Холод был такой, словно мы попали в течение. Еще три шага назад его не существовало вовсе, сейчас же он был вездесущим. Пробирался вверх по позвоночнику, мокрый, скользкий, тяжелый, как грязь, и оседал на груди. Из-за этого дыхание стало отрывистым и болезненным; как бы сильно я ни старалась, дышать глубоко не выходило.
Справа от меня раздавался клацающий звук: у падре Андреса стучали зубы.
– Что это такое? – выдавил он.
– Ужасный сквозняк, – ответила я, и мои челюсти тоже сжались от холода. Дом заглотил шутку.
– Это в северном крыле вы нашли?..
Я кивнула, так как для разговоров было слишком холодно. Сейчас все ощущалось по-другому. Раньше, когда холод пытался добраться до меня, это был ветер, кусачий и сухой, готовый разорвать меня на половины. Сейчас же я как будто продиралась сквозь толщу воды: холод пытался оторвать мне конечности, тяжесть обволакивала бедра и хватала за талию.
Все же мы добрались до северного крыла.
Кладовые с естественным охлаждением – так я тогда написала.
Из горла рвался дикий смех, и я прикрыла рот рукой, чтобы заглушить его.
Андрес шел впереди и вел меня по узкому коридору. Сердце гулко стучало в груди, пока мы медленно пробирались сквозь холод.
Какое-то время тишину нарушал лишь звук шагов Андреса, отдающийся от каменного пола.
И вдруг он резко остановился.
В мерцающем свете я увидела узкий проход перед нами, засыпанный кирпичами. Кирпичами, которые выпали, когда я…
Над ними вспыхнули красные глаза – на достаточно большом расстоянии от земли, чтобы принадлежать человеку.

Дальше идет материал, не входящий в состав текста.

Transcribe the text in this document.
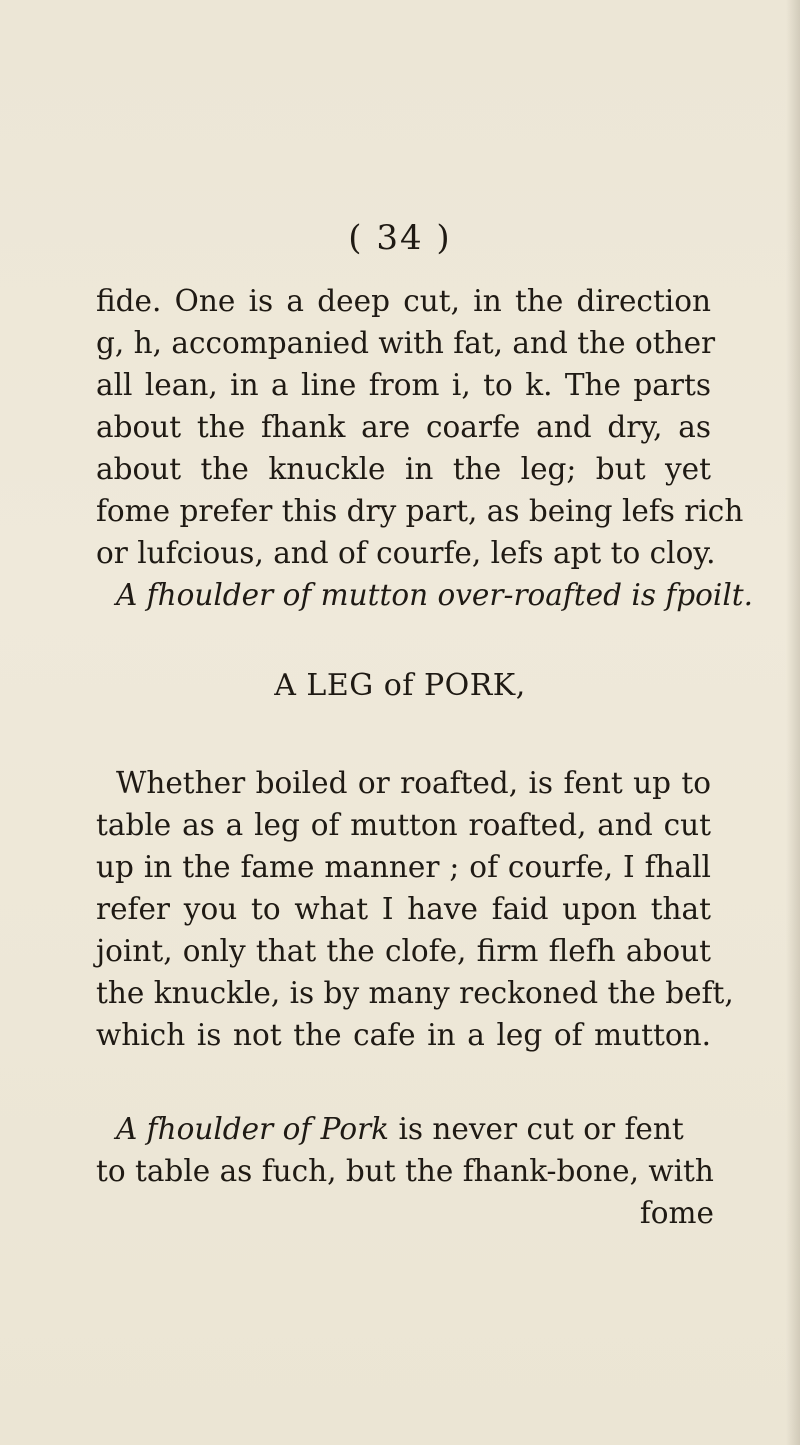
( 34 )
fide. One is a deep cut, in the direction
g, h, accompanied with fat, and the other
all lean, in a line from i, to k. The parts
about the fhank are coarfe and dry, as
about the knuckle in the leg; but yet
fome prefer this dry part, as being lefs rich
or lufcious, and of courfe, lefs apt to cloy.
A fhoulder of mutton over-roafted is fpoilt.
A LEG of PORK,
Whether boiled or roafted, is fent up to
table as a leg of mutton roafted, and cut
up in the fame manner ; of courfe, I fhall
refer you to what I have faid upon that
joint, only that the clofe, firm flefh about
the knuckle, is by many reckoned the beft,
which is not the cafe in a leg of mutton.
A fhoulder of Pork is never cut or fent
to table as fuch, but the fhank-bone, with
fome
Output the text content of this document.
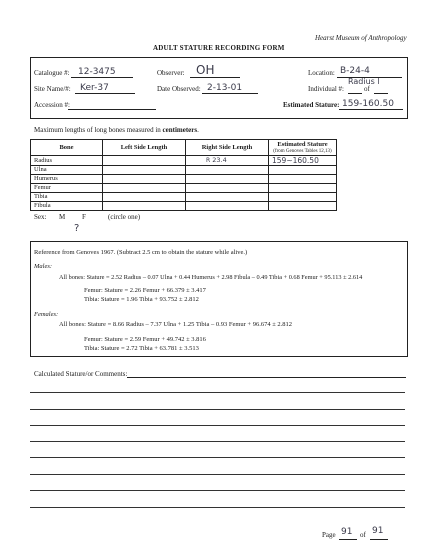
Hearst Museum of Anthropology
ADULT STATURE RECORDING FORM
Catalogue #: 12-3475	Observer: OH	Location: B-24-4
Radius l
Site Name/#: Ker-37	Date Observed: 2-13-01	Individual #:	of
Accession #:	Estimated Stature: 159-160.50
Maximum lengths of long bones measured in centimeters.
Bone	Left Side Length	Right Side Length	Estimated Stature
(from Genoves Tables 12,13)

Radius		R 23.4	159~160.50
Ulna			
Humerus			
Femur			
Tibia			
Fibula			
Sex: M F	(circle one)
?
Reference from Genoves 1967. (Subtract 2.5 cm to obtain the stature while alive.)
Males:
All bones: Stature = 2.52 Radius – 0.07 Ulna + 0.44 Humerus + 2.98 Fibula – 0.49 Tibia + 0.68 Femur + 95.113 ± 2.614
Femur: Stature = 2.26 Femur + 66.379 ± 3.417
Tibia: Stature = 1.96 Tibia + 93.752 ± 2.812
Females:
All bones: Stature = 8.66 Radius – 7.37 Ulna + 1.25 Tibia – 0.93 Femur + 96.674 ± 2.812
Femur: Stature = 2.59 Femur + 49.742 ± 3.816
Tibia: Stature = 2.72 Tibia + 63.781 ± 3.513
Calculated Stature/or Comments:
Page 91 of 91
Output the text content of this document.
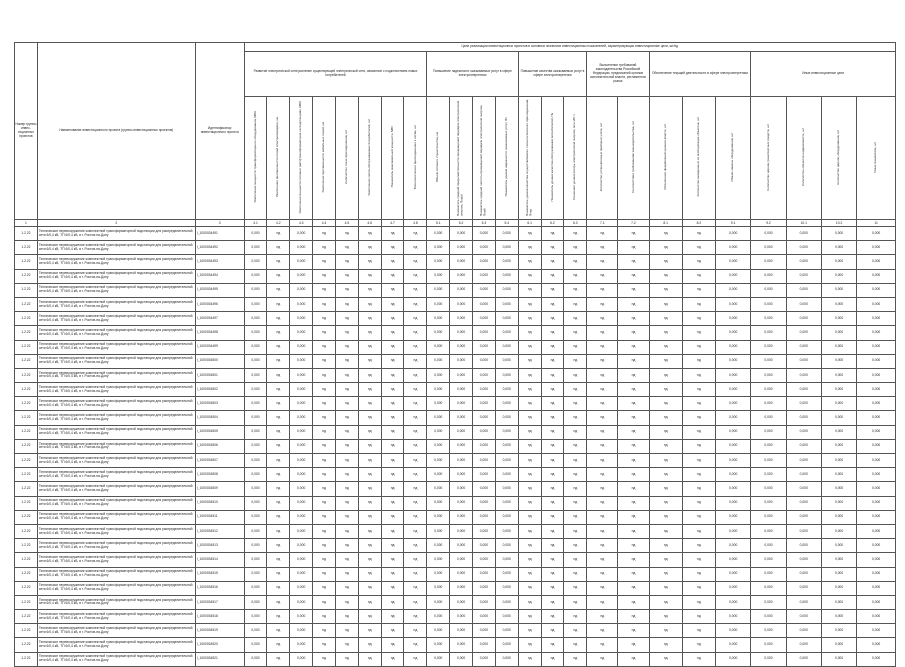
Номер группы инвес-тиционных проектов	Наименование инвестиционного проекта (группы инвестиционных проектов)	Идентификатор инвестиционного проекта	Цели реализации инвестиционных проектов в основных значениях инвестиционных показателей, характеризующих инвестиционные цели, шт/ед																							
			Развитие электрической сети/усиление существующей электрической сети, связанное с подключением новых потребителей								Повышение надежности оказываемых услуг в сфере электроэнергетики				Повышение качества оказываемых услуг в сфере электроэнергетики			Выполнение требований законодательства Российской Федерации, предписаний органов исполнительной власти, регламентов рынка		Обеспечение текущей деятельности в сфере электроэнергетики			Иные инвестиционные цели			
			Увеличение мощности трансформаторного оборудования, МВА	Увеличение протяженности линий электропередачи, км	Увеличение мощности силовых (авто)трансформаторов на подстанциях, МВА	Увеличение протяженности кабельных линий, км	Количество точек присоединения, шт	Увеличение числа обслуживаемых потребителей, шт	Показатель максимальной мощности, МВт	Технологическое присоединение к сетям, шт	Объем сетевого строительства, км	Показатель средней продолжительности прекращений передачи электрической энергии, Пsaidi	Показатель средней частоты прекращений передачи электрической энергии, Пsaifi	Показатель уровня надежности оказываемых услуг, Пn	Показатель уровня качества осуществляемого технологического присоединения, Птпр	Показатель уровня качества обслуживания потребителей, Пк	Снижение уровня потерь электрической энергии, млн кВт·ч	Количество установленных приборов учета, шт	Соответствие требованиям законодательства, шт	Исполнение предписаний органов власти, шт	Количество выведенных из эксплуатации объектов, шт	Объем замены оборудования, шт	Количество единиц транспортных средств, шт	Количество объектов недвижимости, шт	Количество единиц оборудования, шт	Иные показатели, шт
1	2	3	4.1	4.2	4.3	4.4	4.5	4.6	4.7	4.8	5.1	5.2	5.3	5.4	6.1	6.2	6.3	7.1	7.2	8.1	8.2	9.1	9.2	10.1	10.2	11
1.2.22	Техническое перевооружение комплектной трансформаторной подстанции для распределительной сети 6/0,4 кВ, ТП 6/0,4 кВ, в г. Ростов-на-Дону	I_1000034491	0,000	нд	0,000	нд	нд	нд	нд	нд	0,000	0,000	0,000	0,000	нд	нд	нд	нд	нд	нд	нд	0,000	0,000	0,000	0,000	0,000
1.2.22	Техническое перевооружение комплектной трансформаторной подстанции для распределительной сети 6/0,4 кВ, ТП 6/0,4 кВ, в г. Ростов-на-Дону	I_1000034492	0,000	нд	0,000	нд	нд	нд	нд	нд	0,000	0,000	0,000	0,000	нд	нд	нд	нд	нд	нд	нд	0,000	0,000	0,000	0,000	0,000
1.2.22	Техническое перевооружение комплектной трансформаторной подстанции для распределительной сети 6/0,4 кВ, ТП 6/0,4 кВ, в г. Ростов-на-Дону	I_1000034493	0,000	нд	0,000	нд	нд	нд	нд	нд	0,000	0,000	0,000	0,000	нд	нд	нд	нд	нд	нд	нд	0,000	0,000	0,000	0,000	0,000
1.2.22	Техническое перевооружение комплектной трансформаторной подстанции для распределительной сети 6/0,4 кВ, ТП 6/0,4 кВ, в г. Ростов-на-Дону	I_1000034494	0,000	нд	0,000	нд	нд	нд	нд	нд	0,000	0,000	0,000	0,000	нд	нд	нд	нд	нд	нд	нд	0,000	0,000	0,000	0,000	0,000
1.2.22	Техническое перевооружение комплектной трансформаторной подстанции для распределительной сети 6/0,4 кВ, ТП 6/0,4 кВ, в г. Ростов-на-Дону	I_1000034495	0,000	нд	0,000	нд	нд	нд	нд	нд	0,000	0,000	0,000	0,000	нд	нд	нд	нд	нд	нд	нд	0,000	0,000	0,000	0,000	0,000
1.2.22	Техническое перевооружение комплектной трансформаторной подстанции для распределительной сети 6/0,4 кВ, ТП 6/0,4 кВ, в г. Ростов-на-Дону	I_1000034496	0,000	нд	0,000	нд	нд	нд	нд	нд	0,000	0,000	0,000	0,000	нд	нд	нд	нд	нд	нд	нд	0,000	0,000	0,000	0,000	0,000
1.2.22	Техническое перевооружение комплектной трансформаторной подстанции для распределительной сети 6/0,4 кВ, ТП 6/0,4 кВ, в г. Ростов-на-Дону	I_1000034497	0,000	нд	0,000	нд	нд	нд	нд	нд	0,000	0,000	0,000	0,000	нд	нд	нд	нд	нд	нд	нд	0,000	0,000	0,000	0,000	0,000
1.2.22	Техническое перевооружение комплектной трансформаторной подстанции для распределительной сети 6/0,4 кВ, ТП 6/0,4 кВ, в г. Ростов-на-Дону	I_1000034498	0,000	нд	0,000	нд	нд	нд	нд	нд	0,000	0,000	0,000	0,000	нд	нд	нд	нд	нд	нд	нд	0,000	0,000	0,000	0,000	0,000
1.2.22	Техническое перевооружение комплектной трансформаторной подстанции для распределительной сети 6/0,4 кВ, ТП 6/0,4 кВ, в г. Ростов-на-Дону	I_1000034499	0,000	нд	0,000	нд	нд	нд	нд	нд	0,000	0,000	0,000	0,000	нд	нд	нд	нд	нд	нд	нд	0,000	0,000	0,000	0,000	0,000
1.2.22	Техническое перевооружение комплектной трансформаторной подстанции для распределительной сети 6/0,4 кВ, ТП 6/0,4 кВ, в г. Ростов-на-Дону	I_1000034500	0,000	нд	0,000	нд	нд	нд	нд	нд	0,000	0,000	0,000	0,000	нд	нд	нд	нд	нд	нд	нд	0,000	0,000	0,000	0,000	0,000
1.2.22	Техническое перевооружение комплектной трансформаторной подстанции для распределительной сети 6/0,4 кВ, ТП 6/0,4 кВ, в г. Ростов-на-Дону	I_1000034501	0,000	нд	0,000	нд	нд	нд	нд	нд	0,000	0,000	0,000	0,000	нд	нд	нд	нд	нд	нд	нд	0,000	0,000	0,000	0,000	0,000
1.2.22	Техническое перевооружение комплектной трансформаторной подстанции для распределительной сети 6/0,4 кВ, ТП 6/0,4 кВ, в г. Ростов-на-Дону	I_1000034502	0,000	нд	0,000	нд	нд	нд	нд	нд	0,000	0,000	0,000	0,000	нд	нд	нд	нд	нд	нд	нд	0,000	0,000	0,000	0,000	0,000
1.2.22	Техническое перевооружение комплектной трансформаторной подстанции для распределительной сети 6/0,4 кВ, ТП 6/0,4 кВ, в г. Ростов-на-Дону	I_1000034503	0,000	нд	0,000	нд	нд	нд	нд	нд	0,000	0,000	0,000	0,000	нд	нд	нд	нд	нд	нд	нд	0,000	0,000	0,000	0,000	0,000
1.2.22	Техническое перевооружение комплектной трансформаторной подстанции для распределительной сети 6/0,4 кВ, ТП 6/0,4 кВ, в г. Ростов-на-Дону	I_1000034504	0,000	нд	0,000	нд	нд	нд	нд	нд	0,000	0,000	0,000	0,000	нд	нд	нд	нд	нд	нд	нд	0,000	0,000	0,000	0,000	0,000
1.2.22	Техническое перевооружение комплектной трансформаторной подстанции для распределительной сети 6/0,4 кВ, ТП 6/0,4 кВ, в г. Ростов-на-Дону	I_1000034505	0,000	нд	0,000	нд	нд	нд	нд	нд	0,000	0,000	0,000	0,000	нд	нд	нд	нд	нд	нд	нд	0,000	0,000	0,000	0,000	0,000
1.2.22	Техническое перевооружение комплектной трансформаторной подстанции для распределительной сети 6/0,4 кВ, ТП 6/0,4 кВ, в г. Ростов-на-Дону	I_1000034506	0,000	нд	0,000	нд	нд	нд	нд	нд	0,000	0,000	0,000	0,000	нд	нд	нд	нд	нд	нд	нд	0,000	0,000	0,000	0,000	0,000
1.2.22	Техническое перевооружение комплектной трансформаторной подстанции для распределительной сети 6/0,4 кВ, ТП 6/0,4 кВ, в г. Ростов-на-Дону	I_1000034507	0,000	нд	0,000	нд	нд	нд	нд	нд	0,000	0,000	0,000	0,000	нд	нд	нд	нд	нд	нд	нд	0,000	0,000	0,000	0,000	0,000
1.2.22	Техническое перевооружение комплектной трансформаторной подстанции для распределительной сети 6/0,4 кВ, ТП 6/0,4 кВ, в г. Ростов-на-Дону	I_1000034508	0,000	нд	0,000	нд	нд	нд	нд	нд	0,000	0,000	0,000	0,000	нд	нд	нд	нд	нд	нд	нд	0,000	0,000	0,000	0,000	0,000
1.2.22	Техническое перевооружение комплектной трансформаторной подстанции для распределительной сети 6/0,4 кВ, ТП 6/0,4 кВ, в г. Ростов-на-Дону	I_1000034509	0,000	нд	0,000	нд	нд	нд	нд	нд	0,000	0,000	0,000	0,000	нд	нд	нд	нд	нд	нд	нд	0,000	0,000	0,000	0,000	0,000
1.2.22	Техническое перевооружение комплектной трансформаторной подстанции для распределительной сети 6/0,4 кВ, ТП 6/0,4 кВ, в г. Ростов-на-Дону	I_1000034510	0,000	нд	0,000	нд	нд	нд	нд	нд	0,000	0,000	0,000	0,000	нд	нд	нд	нд	нд	нд	нд	0,000	0,000	0,000	0,000	0,000
1.2.22	Техническое перевооружение комплектной трансформаторной подстанции для распределительной сети 6/0,4 кВ, ТП 6/0,4 кВ, в г. Ростов-на-Дону	I_1000034511	0,000	нд	0,000	нд	нд	нд	нд	нд	0,000	0,000	0,000	0,000	нд	нд	нд	нд	нд	нд	нд	0,000	0,000	0,000	0,000	0,000
1.2.22	Техническое перевооружение комплектной трансформаторной подстанции для распределительной сети 6/0,4 кВ, ТП 6/0,4 кВ, в г. Ростов-на-Дону	I_1000034512	0,000	нд	0,000	нд	нд	нд	нд	нд	0,000	0,000	0,000	0,000	нд	нд	нд	нд	нд	нд	нд	0,000	0,000	0,000	0,000	0,000
1.2.22	Техническое перевооружение комплектной трансформаторной подстанции для распределительной сети 6/0,4 кВ, ТП 6/0,4 кВ, в г. Ростов-на-Дону	I_1000034513	0,000	нд	0,000	нд	нд	нд	нд	нд	0,000	0,000	0,000	0,000	нд	нд	нд	нд	нд	нд	нд	0,000	0,000	0,000	0,000	0,000
1.2.22	Техническое перевооружение комплектной трансформаторной подстанции для распределительной сети 6/0,4 кВ, ТП 6/0,4 кВ, в г. Ростов-на-Дону	I_1000034514	0,000	нд	0,000	нд	нд	нд	нд	нд	0,000	0,000	0,000	0,000	нд	нд	нд	нд	нд	нд	нд	0,000	0,000	0,000	0,000	0,000
1.2.22	Техническое перевооружение комплектной трансформаторной подстанции для распределительной сети 6/0,4 кВ, ТП 6/0,4 кВ, в г. Ростов-на-Дону	I_1000034515	0,000	нд	0,000	нд	нд	нд	нд	нд	0,000	0,000	0,000	0,000	нд	нд	нд	нд	нд	нд	нд	0,000	0,000	0,000	0,000	0,000
1.2.22	Техническое перевооружение комплектной трансформаторной подстанции для распределительной сети 6/0,4 кВ, ТП 6/0,4 кВ, в г. Ростов-на-Дону	I_1000034516	0,000	нд	0,000	нд	нд	нд	нд	нд	0,000	0,000	0,000	0,000	нд	нд	нд	нд	нд	нд	нд	0,000	0,000	0,000	0,000	0,000
1.2.22	Техническое перевооружение комплектной трансформаторной подстанции для распределительной сети 6/0,4 кВ, ТП 6/0,4 кВ, в г. Ростов-на-Дону	I_1000034517	0,000	нд	0,000	нд	нд	нд	нд	нд	0,000	0,000	0,000	0,000	нд	нд	нд	нд	нд	нд	нд	0,000	0,000	0,000	0,000	0,000
1.2.22	Техническое перевооружение комплектной трансформаторной подстанции для распределительной сети 6/0,4 кВ, ТП 6/0,4 кВ, в г. Ростов-на-Дону	I_1000034518	0,000	нд	0,000	нд	нд	нд	нд	нд	0,000	0,000	0,000	0,000	нд	нд	нд	нд	нд	нд	нд	0,000	0,000	0,000	0,000	0,000
1.2.22	Техническое перевооружение комплектной трансформаторной подстанции для распределительной сети 6/0,4 кВ, ТП 6/0,4 кВ, в г. Ростов-на-Дону	I_1000034519	0,000	нд	0,000	нд	нд	нд	нд	нд	0,000	0,000	0,000	0,000	нд	нд	нд	нд	нд	нд	нд	0,000	0,000	0,000	0,000	0,000
1.2.22	Техническое перевооружение комплектной трансформаторной подстанции для распределительной сети 6/0,4 кВ, ТП 6/0,4 кВ, в г. Ростов-на-Дону	I_1000034520	0,000	нд	0,000	нд	нд	нд	нд	нд	0,000	0,000	0,000	0,000	нд	нд	нд	нд	нд	нд	нд	0,000	0,000	0,000	0,000	0,000
1.2.22	Техническое перевооружение комплектной трансформаторной подстанции для распределительной сети 6/0,4 кВ, ТП 6/0,4 кВ, в г. Ростов-на-Дону	I_1000034521	0,000	нд	0,000	нд	нд	нд	нд	нд	0,000	0,000	0,000	0,000	нд	нд	нд	нд	нд	нд	нд	0,000	0,000	0,000	0,000	0,000
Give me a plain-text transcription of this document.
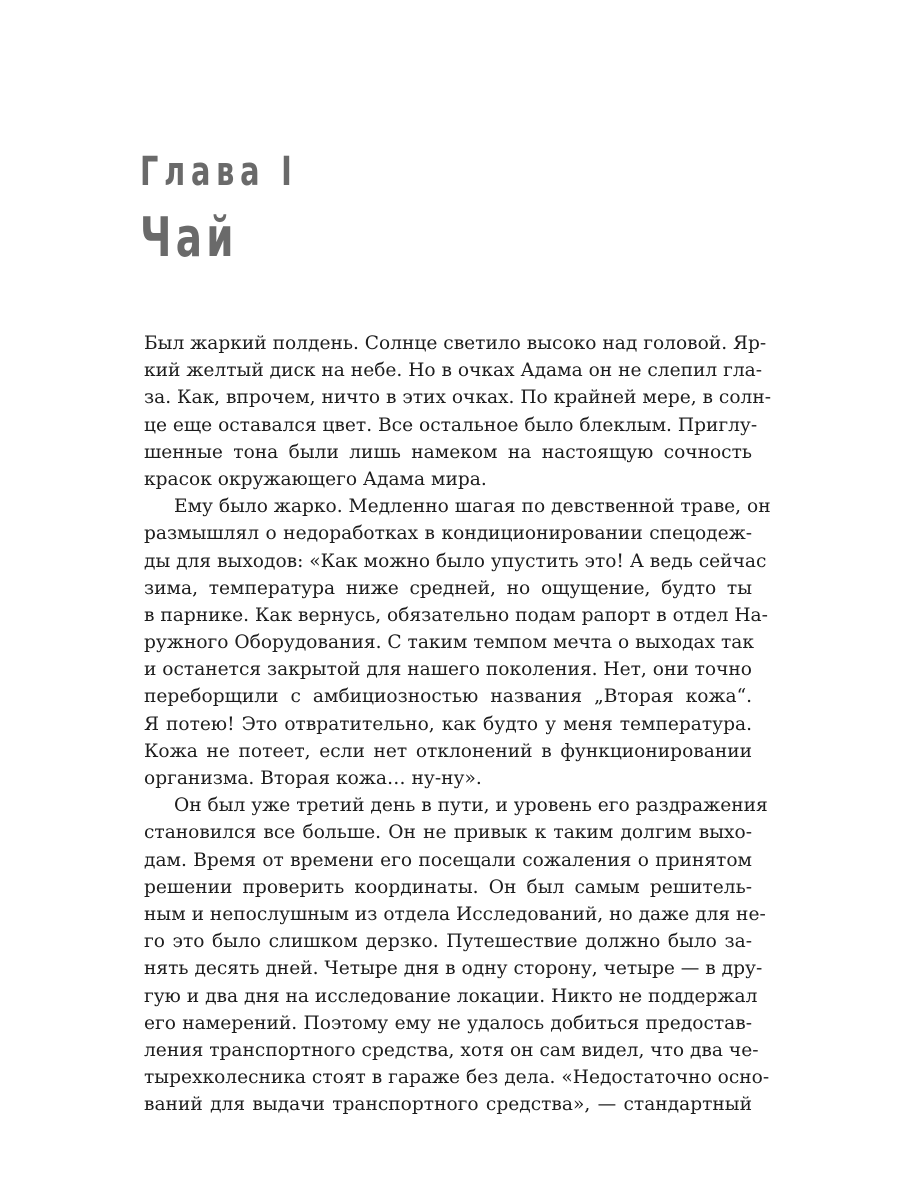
Глава I
Чай
Был жаркий полдень. Солнце светило высоко над головой. Яр-
кий желтый диск на небе. Но в очках Адама он не слепил гла-
за. Как, впрочем, ничто в этих очках. По крайней мере, в солн-
це еще оставался цвет. Все остальное было блеклым. Приглу-
шенные тона были лишь намеком на настоящую сочность
красок окружающего Адама мира.
Ему было жарко. Медленно шагая по девственной траве, он
размышлял о недоработках в кондиционировании спецодеж-
ды для выходов: «Как можно было упустить это! А ведь сейчас
зима, температура ниже средней, но ощущение, будто ты
в парнике. Как вернусь, обязательно подам рапорт в отдел На-
ружного Оборудования. С таким темпом мечта о выходах так
и останется закрытой для нашего поколения. Нет, они точно
переборщили с амбициозностью названия „Вторая кожа“.
Я потею! Это отвратительно, как будто у меня температура.
Кожа не потеет, если нет отклонений в функционировании
организма. Вторая кожа… ну-ну».
Он был уже третий день в пути, и уровень его раздражения
становился все больше. Он не привык к таким долгим выхо-
дам. Время от времени его посещали сожаления о принятом
решении проверить координаты. Он был самым решитель-
ным и непослушным из отдела Исследований, но даже для не-
го это было слишком дерзко. Путешествие должно было за-
нять десять дней. Четыре дня в одну сторону, четыре — в дру-
гую и два дня на исследование локации. Никто не поддержал
его намерений. Поэтому ему не удалось добиться предостав-
ления транспортного средства, хотя он сам видел, что два че-
тырехколесника стоят в гараже без дела. «Недостаточно осно-
ваний для выдачи транспортного средства», — стандартный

Я ахнула. Андрес схватил меня за руку.
Красная вспышка мигнула в темноте и исчезла.
Свет плясал на кирпичах и разрушенной стене… А затем блеснул на золотом ожерелье, все еще обернутом вокруг сломанной шеи скелета.
Волосы на затылке встали дыбом, и тут же появился гудящий страх, прокатившийся по всему телу. Нас обнаружили. Некуда было бежать, негде было выстроить преграду между нами и этим, негде было спрятаться.
Андрес поднял свою свечу, затем опустил ее и повел из стороны в сторону, повторяя знак креста.
– Во имя Отца и Сына, и Святого…
Тьма со стены, со скелета и с пространства позади нас начала сползать. Я закричала.
Холод вбирал в себя тени с такой свирепостью, что свет наших свечей прыгал и трепетал.
И тут свеча Андреса потухла.
12
– Назад, – его голос дрогнул от страха, рука сильнее сжала мою. Он отступил на шаг. – Медленно.
Тени метнулись за нами. Ключи на поясе зазвенели колокольчиками, пламя свечи накренилось вперед. Мне хотелось, чтобы Андрес отпустил мою руку, и я могла прикрыть ею свечу. Пламя подскочило вверх, борясь так отчаянно, будто его что-то душило, будто воздух в проходе был слишком душным и не давался пламени.
В конце концов оно погасло.
Тихое «нет» вырвалось у Андреса, когда на нас обрушилась темнота.
– Возвращаемся в гостиную, – велел он. – Вы смотрите вперед, я назад.
Мы задвигались как единое целое, прижавшись друг к другу спинами и наблюдая за темнотой.
У нас не было копала. Не было оружия для защиты. Не было ничего, что скрыло бы нас от силы, кипящей внутри дома, охотящейся на нас, на ослабевшую добычу.
Не было и свечей. Была лишь рука Андреса, сжимающая мою. Но этого казалось недостаточно. Не тогда, когда дом окружил нас. Отсюда невозможно было сбежать, разве что попасть глубже в его недра. Холод хватал меня за ноги, налипал, как грязь, пока мы пробирались к гостиной, где оставили копал.